BRIC or MINT? Investors suffer acronym anxiety

LONDON (Reuters) – Which investment takes your fancy: BRIC, MINT or CIVETS? For many fund managers seeking the next big thing in emerging markets, the answer is none.

Acronym investment – putting money into small groupings of markets which often have little in common beyond a broad economic concept – is giving way to acronym anxiety.

Former Goldman Sachs economist Jim O’Neill set the ball rolling in 2001 when he created the BRIC family of Brazil, Russia, India and China.

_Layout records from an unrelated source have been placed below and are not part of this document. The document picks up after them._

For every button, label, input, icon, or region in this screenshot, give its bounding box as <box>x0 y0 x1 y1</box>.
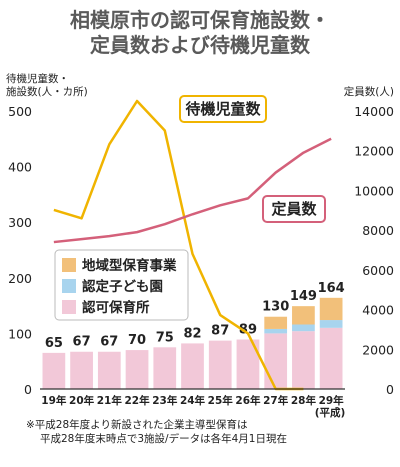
x-tick-label: 21年 <box>97 394 123 407</box>
x-axis-unit: (平成) <box>315 406 346 419</box>
waiting-children-callout-box <box>179 95 267 123</box>
y-right-tick-label: 0 <box>386 382 394 397</box>
y-left-tick-label: 100 <box>8 326 32 341</box>
bar-total-label: 67 <box>100 335 118 350</box>
legend-swatch <box>62 258 76 272</box>
bar-segment-chiiki <box>264 316 288 329</box>
bar-segment-ninka <box>153 347 177 389</box>
legend <box>54 249 189 321</box>
bar-segment-nintei <box>292 324 315 332</box>
bar-segment-ninka <box>125 350 149 389</box>
waiting-children-line <box>53 99 304 391</box>
bar-segment-ninka <box>264 333 288 389</box>
bar-total-label: 70 <box>128 333 146 348</box>
legend-swatch <box>62 279 76 293</box>
y-right-tick-label: 2000 <box>362 342 394 357</box>
bar-segment-ninka <box>208 340 232 389</box>
y-left-tick-label: 300 <box>8 215 32 230</box>
capacity-line <box>53 137 332 244</box>
bar-total-label: 87 <box>211 324 229 339</box>
x-tick-label: 22年 <box>124 394 150 407</box>
bar-total-label: 82 <box>183 326 201 341</box>
y-left-tick-label: 200 <box>8 271 32 286</box>
legend-label: 地域型保育事業 <box>82 257 177 274</box>
y-left-axis-title-line-1: 待機児童数・ <box>6 72 69 85</box>
bar-segment-nintei <box>319 320 343 328</box>
bar-total-label: 89 <box>239 323 257 338</box>
legend-label: 認定子ども園 <box>82 278 163 295</box>
bar-segment-ninka <box>319 327 343 389</box>
y-right-tick-label: 6000 <box>362 263 394 278</box>
bar-segment-ninka <box>70 351 93 389</box>
x-tick-label: 19年 <box>41 394 67 407</box>
x-tick-label: 25年 <box>208 394 234 407</box>
y-left-axis-title-line-2: 施設数(人・カ所) <box>6 85 88 98</box>
y-left-tick-label: 400 <box>8 160 32 175</box>
bar-total-label: 75 <box>156 330 174 345</box>
footnote-line-1: ※平成28年度より新設された企業主導型保育は <box>26 418 247 431</box>
footnote-line-2: 平成28年度末時点で3施設/データは各年4月1日現在 <box>40 432 287 445</box>
chart-title-line-2: 定員数および待機児童数 <box>90 33 311 57</box>
y-right-tick-label: 4000 <box>362 303 394 318</box>
legend-swatch <box>62 300 76 314</box>
capacity-callout-box <box>262 195 326 223</box>
bar-segment-chiiki <box>292 306 315 325</box>
x-tick-label: 20年 <box>69 394 95 407</box>
bar-segment-ninka <box>42 352 66 389</box>
bar-total-label: 164 <box>318 281 345 296</box>
chart-title-line-1: 相模原市の認可保育施設数・ <box>70 8 330 32</box>
bar-segment-chiiki <box>319 297 343 321</box>
x-tick-label: 26年 <box>235 394 261 407</box>
bar-total-label: 65 <box>45 336 63 351</box>
bar-total-label: 67 <box>73 335 91 350</box>
waiting-children-callout-label: 待機児童数 <box>185 100 261 118</box>
x-tick-label: 27年 <box>263 394 289 407</box>
bar-segment-nintei <box>264 328 288 334</box>
y-right-axis-title: 定員数(人) <box>344 85 394 98</box>
bar-segment-ninka <box>292 331 315 389</box>
bar-segment-ninka <box>181 343 204 389</box>
y-right-tick-label: 10000 <box>354 183 394 198</box>
y-right-tick-label: 8000 <box>362 223 394 238</box>
x-tick-label: 29年 <box>319 394 345 407</box>
y-right-tick-label: 14000 <box>354 104 394 119</box>
bar-segment-ninka <box>236 339 260 389</box>
y-left-tick-label: 0 <box>24 382 32 397</box>
bar-segment-ninka <box>97 351 121 389</box>
legend-label: 認可保育所 <box>82 299 150 316</box>
y-right-tick-label: 12000 <box>354 144 394 159</box>
capacity-callout-label: 定員数 <box>271 200 317 218</box>
x-tick-label: 23年 <box>152 394 178 407</box>
bar-total-label: 149 <box>290 289 317 304</box>
x-tick-label: 24年 <box>180 394 206 407</box>
bar-total-label: 130 <box>262 300 289 315</box>
x-tick-label: 28年 <box>291 394 317 407</box>
y-left-tick-label: 500 <box>8 104 32 119</box>
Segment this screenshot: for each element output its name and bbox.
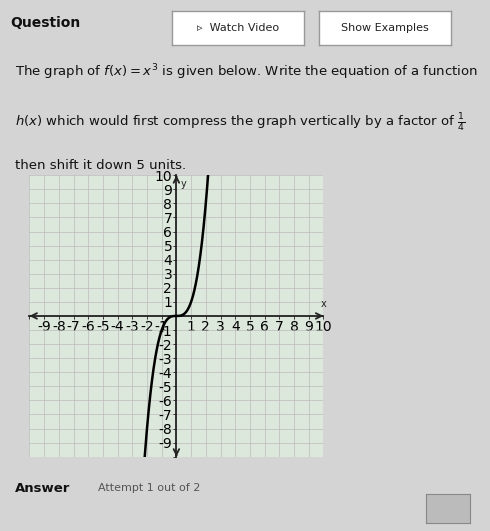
Text: Question: Question (10, 16, 80, 30)
Text: Answer: Answer (15, 482, 70, 495)
Text: Attempt 1 out of 2: Attempt 1 out of 2 (98, 483, 200, 493)
Text: ▹  Watch Video: ▹ Watch Video (196, 23, 279, 33)
Text: y: y (181, 179, 187, 190)
Text: then shift it down 5 units.: then shift it down 5 units. (15, 159, 186, 173)
Text: Show Examples: Show Examples (341, 23, 429, 33)
Text: $h(x)$ which would first compress the graph vertically by a factor of $\frac{1}{: $h(x)$ which would first compress the gr… (15, 112, 465, 134)
Text: x: x (320, 299, 326, 309)
Text: The graph of $f(x) = x^3$ is given below. Write the equation of a function: The graph of $f(x) = x^3$ is given below… (15, 63, 477, 82)
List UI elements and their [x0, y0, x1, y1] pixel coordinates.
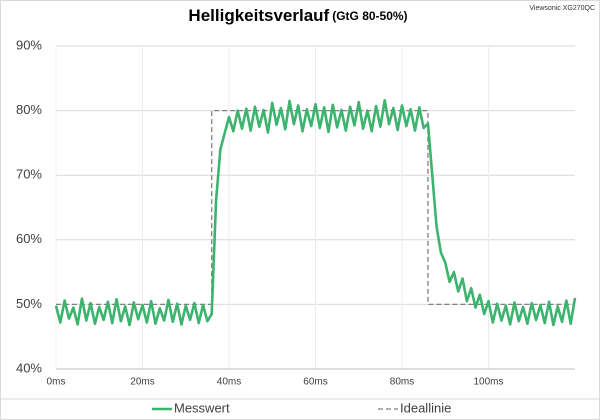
series-line — [54, 98, 577, 327]
y-tick-label: 40% — [16, 360, 42, 375]
x-tick-label: 40ms — [217, 377, 241, 388]
y-tick-label: 90% — [16, 37, 42, 52]
x-tick-label: 80ms — [390, 377, 414, 388]
title: Helligkeitsverlauf — [188, 6, 329, 25]
y-tick-label: 50% — [16, 296, 42, 311]
y-tick-label: 60% — [16, 231, 42, 246]
x-tick-label: 100ms — [473, 377, 503, 388]
x-tick-label: 60ms — [303, 377, 327, 388]
y-tick-label: 80% — [16, 102, 42, 117]
source-note: Viewsonic XG270QC — [529, 5, 595, 12]
legend-label: Ideallinie — [400, 400, 451, 415]
x-tick-label: 0ms — [47, 377, 66, 388]
y-tick-label: 70% — [16, 167, 42, 182]
legend-label: Messwert — [174, 400, 230, 415]
subtitle: (GtG 80-50%) — [332, 9, 407, 23]
chart-title: Helligkeitsverlauf (GtG 80-50%) — [188, 6, 407, 25]
x-tick-label: 20ms — [130, 377, 154, 388]
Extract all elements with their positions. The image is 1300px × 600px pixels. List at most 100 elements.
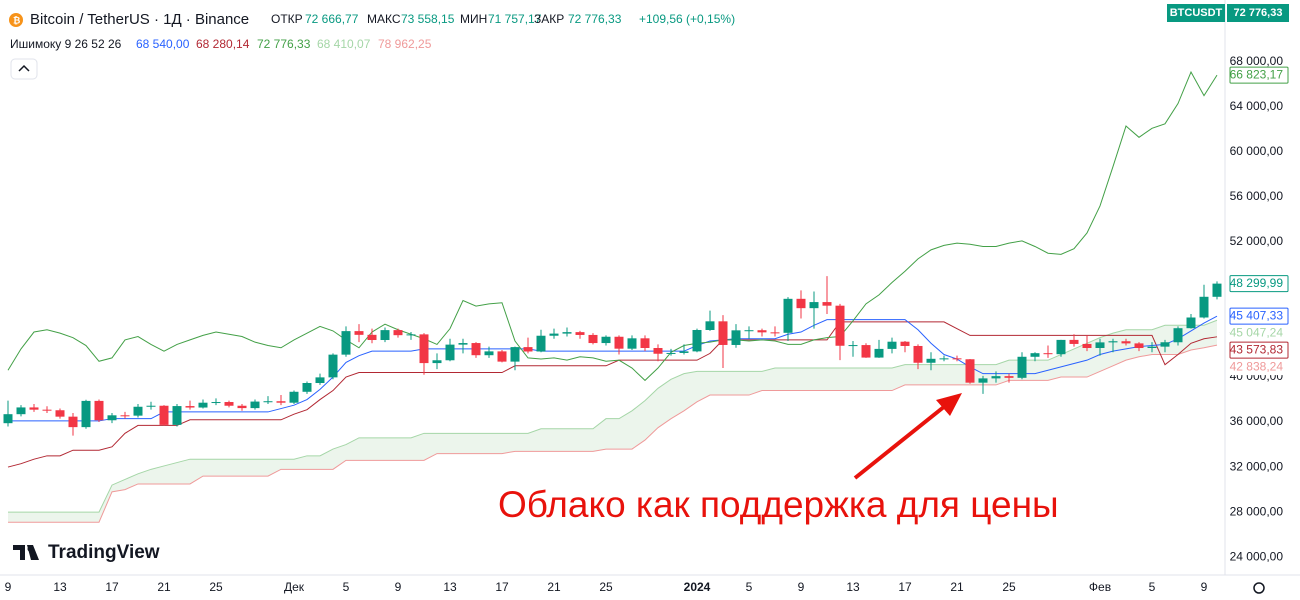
x-tick-label: 17 [495,580,509,594]
candle-body [835,305,845,346]
price-badge-label: 43 573,83 [1230,342,1284,356]
logo-text: TradingView [48,542,160,563]
y-tick-label: 60 000,00 [1230,144,1284,158]
candle-body [3,414,13,424]
candle-body [653,348,663,354]
candle-body [588,334,598,344]
candle-body [497,351,507,362]
candle-body [1069,339,1079,344]
candle-body [822,302,832,306]
candle-body [627,338,637,349]
candle-body [900,341,910,346]
symbol-icon-glyph: ₿ [13,15,20,25]
candle-body [185,406,195,408]
x-tick-label: Дек [284,580,305,594]
x-tick-label: 9 [798,580,805,594]
indicator-name: Ишимоку 9 26 52 26 [10,37,122,51]
candle-body [614,336,624,349]
indicator-value: 68 280,14 [196,37,250,51]
price-badge-label: 42 838,24 [1230,359,1284,373]
candle-body [1056,339,1066,355]
x-tick-label: 5 [1149,580,1156,594]
candle-body [289,391,299,403]
settings-button[interactable] [1253,582,1265,594]
candle-body [406,334,416,336]
price-badge-label: 48 299,99 [1230,276,1284,290]
candle-body [939,358,949,360]
candle-body [952,358,962,360]
candle-body [731,330,741,345]
x-tick-label: 13 [53,580,67,594]
collapse-button[interactable] [10,58,38,80]
price: 72 776,33 [1234,7,1283,19]
candle-body [237,405,247,409]
candle-body [276,401,286,403]
candle-body [380,330,390,341]
x-tick-label: 21 [950,580,964,594]
x-tick-label: 9 [1201,580,1208,594]
indicator-value: 68 540,00 [136,37,190,51]
collapse-icon [18,64,30,72]
candle-body [562,332,572,334]
indicator-value: 68 410,07 [317,37,371,51]
candle-body [94,400,104,421]
candle-body [510,347,520,362]
y-tick-label: 28 000,00 [1230,504,1284,518]
ohlc-value: 73 558,15 [401,12,455,26]
candle-body [1004,376,1014,378]
price-badge-box [1229,66,1289,84]
candle-body [172,406,182,425]
symbol-icon [9,13,23,27]
ticker-badge [1167,4,1225,22]
candle-body [1082,343,1092,349]
x-tick-label: 25 [209,580,223,594]
x-tick-label: 25 [599,580,613,594]
x-tick-label: 21 [157,580,171,594]
x-tick-label: 17 [105,580,119,594]
candle-body [913,345,923,363]
candle-body [120,415,130,417]
x-tick-label: 13 [846,580,860,594]
candle-body [1160,342,1170,347]
candle-body [1121,341,1131,344]
candle-body [861,345,871,358]
candle-body [744,330,754,332]
candle-body [705,321,715,330]
candle-body [978,378,988,383]
candle-body [848,345,858,347]
candle-body [1030,353,1040,357]
candle-body [484,351,494,356]
x-tick-label: 5 [343,580,350,594]
candle-body [874,348,884,358]
candle-body [1199,296,1209,318]
x-tick-label: 2024 [684,580,711,594]
candle-body [68,416,78,428]
candle-body [666,352,676,354]
candle-body [328,354,338,378]
candle-body [393,330,403,336]
price-badge-box [1229,341,1289,359]
ichimoku-line [7,321,1218,468]
plot-area [3,70,1222,523]
candle-body [926,358,936,363]
candle-body [354,331,364,335]
candle-body [198,402,208,408]
candle-body [445,344,455,361]
price-badge-box [1229,275,1289,293]
candle-body [1043,353,1053,355]
x-tick-label: 21 [547,580,561,594]
candle-body [146,405,156,407]
candle-body [523,347,533,352]
candle-body [315,377,325,384]
candle-body [432,360,442,364]
candle-body [1017,356,1027,378]
candle-body [1134,343,1144,349]
candle-body [1173,328,1183,343]
candle-body [224,402,234,406]
y-tick-label: 56 000,00 [1230,189,1284,203]
ohlc-value: 71 757,17 [488,12,542,26]
candle-body [809,302,819,309]
candle-body [718,321,728,345]
candle-body [263,401,273,403]
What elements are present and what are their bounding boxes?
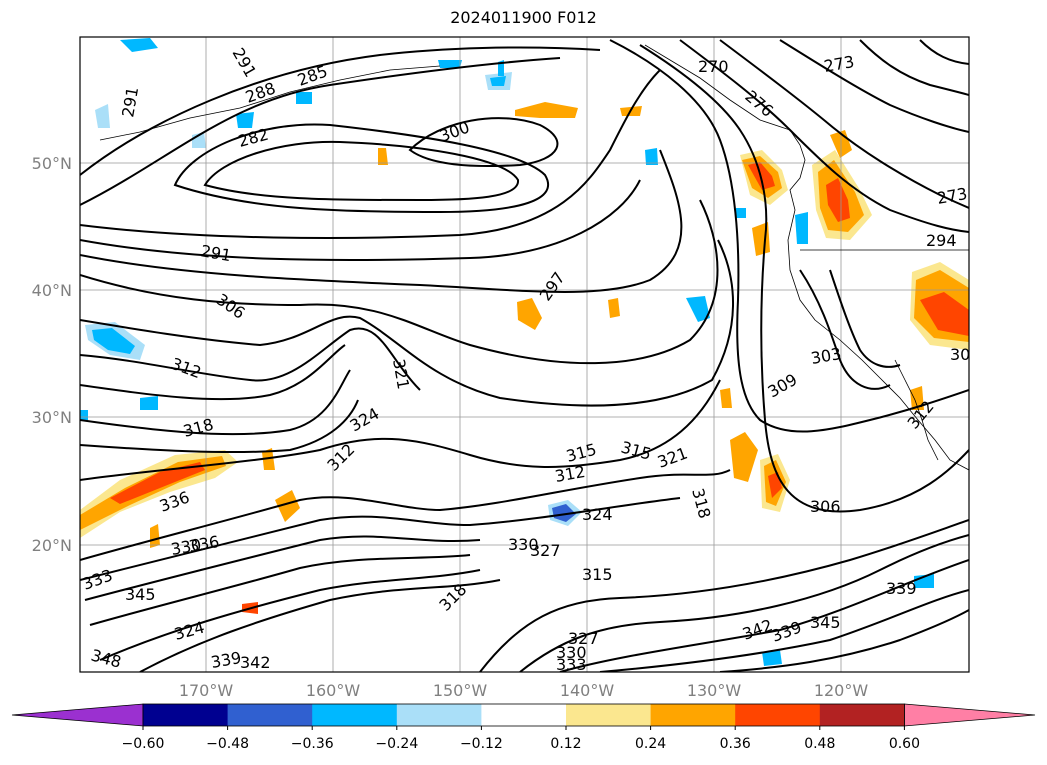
- colorbar-tick-label: 0.60: [889, 736, 920, 752]
- map-area: [80, 37, 969, 672]
- colorbar-tick-label: −0.60: [122, 736, 165, 752]
- contour-label: 345: [125, 585, 156, 604]
- contour-label: 342: [240, 653, 271, 672]
- latitude-labels: 50°N 40°N 30°N 20°N: [32, 154, 72, 555]
- lat-label: 40°N: [32, 281, 72, 300]
- colorbar-segment: [312, 704, 398, 726]
- map-frame: [79, 36, 970, 673]
- lon-label: 130°W: [687, 681, 742, 700]
- height-contours: [80, 39, 969, 672]
- colorbar-segment: [566, 704, 652, 726]
- contour-label: 324: [582, 505, 613, 524]
- colorbar-extend-min: [11, 703, 144, 727]
- contour-label: 270: [698, 57, 729, 76]
- contour-label: 327: [530, 541, 561, 560]
- contour-label: 315: [582, 565, 613, 584]
- contour-label: 339: [886, 579, 917, 598]
- lon-label: 150°W: [433, 681, 488, 700]
- colorbar-segment: [227, 704, 313, 726]
- colorbar-tick-label: −0.36: [291, 736, 334, 752]
- lon-label: 140°W: [560, 681, 615, 700]
- contour-label: 294: [926, 231, 957, 250]
- lat-label: 30°N: [32, 408, 72, 427]
- colorbar-segment: [396, 704, 482, 726]
- colorbar-segment: [143, 704, 229, 726]
- colorbar-extend-max: [904, 703, 1036, 727]
- colorbar-segment: [481, 704, 567, 726]
- colorbar-segment: [735, 704, 821, 726]
- contour-label: 330: [508, 535, 539, 554]
- lat-label: 50°N: [32, 154, 72, 173]
- lat-label: 20°N: [32, 536, 72, 555]
- colorbar-segment: [819, 704, 905, 726]
- plot-title: 2024011900 F012: [450, 8, 597, 27]
- colorbar-segment: [650, 704, 736, 726]
- contour-label: 330: [556, 643, 587, 662]
- contour-label: 333: [556, 655, 587, 674]
- colorbar-outline: [142, 703, 905, 727]
- longitude-labels: 170°W 160°W 150°W 140°W 130°W 120°W: [179, 681, 869, 700]
- colorbar-tick-label: 0.48: [804, 736, 835, 752]
- colorbar-tick-label: 0.12: [550, 736, 581, 752]
- colorbar-tick-label: 0.24: [635, 736, 666, 752]
- lon-label: 160°W: [306, 681, 361, 700]
- contour-label: 345: [810, 613, 841, 632]
- colorbar-tick-label: 0.36: [720, 736, 751, 752]
- colorbar-tick-label: −0.48: [206, 736, 249, 752]
- contour-label: 327: [568, 629, 599, 648]
- colorbar-tick-label: −0.12: [460, 736, 503, 752]
- lon-label: 170°W: [179, 681, 234, 700]
- lon-label: 120°W: [814, 681, 869, 700]
- colorbar: −0.60 −0.48 −0.36 −0.24 −0.12 0.12 0.24 0.36 0.4…: [11, 703, 1036, 752]
- contour-label: 30: [950, 345, 970, 364]
- colorbar-tick-label: −0.24: [375, 736, 418, 752]
- contour-label: 306: [810, 497, 841, 516]
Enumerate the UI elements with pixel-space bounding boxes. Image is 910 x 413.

Many of these countries and others lumped together under separate acronyms have, at least until recently, enjoyed turbo-charged economic growth. But investment gains are not guaranteed and underperforming local stock markets have led fund managers to flee what had been fashionable groupings.

Assets under management in BRIC funds fell to 9 billion euros at the end of last year from 21 billion at the end of 2010, according to Lipper data, while assets under management in broader emerging equity funds have grown in that time.   Goldman Sachs’s own BRIC fund has lost 20 per cent in value over the past three years.     Undaunted, O’Neill has coined a new acronym. In a series on BBC radio this month, he championed the MINT group – Mexico, Indonesia, Nigeria, Turkey – as the next giants after the BRICs. O’Neill stresses that MINT – like BRIC before – is an economic, not an investment, concept and his programmes explored each country’s problems as well as its potential.

Nevertheless, the appeal of acronym investment is fading. Fund managers say such groupings do not take into account different stages of development of the countries involved and risk sidelining other promising markets. The groupings have also frequently suffered from disappointing performances of their listed companies, the main target of foreign investors.

O’Neill’s timing is not ideal. Turkey has been rocked by an investigation into alleged corruption following street protests last summer, while Nigerian politics are in turmoil before elections next year.

Indonesia, along with other emerging economies which are running large current account deficits, is experiencing a flight of investors.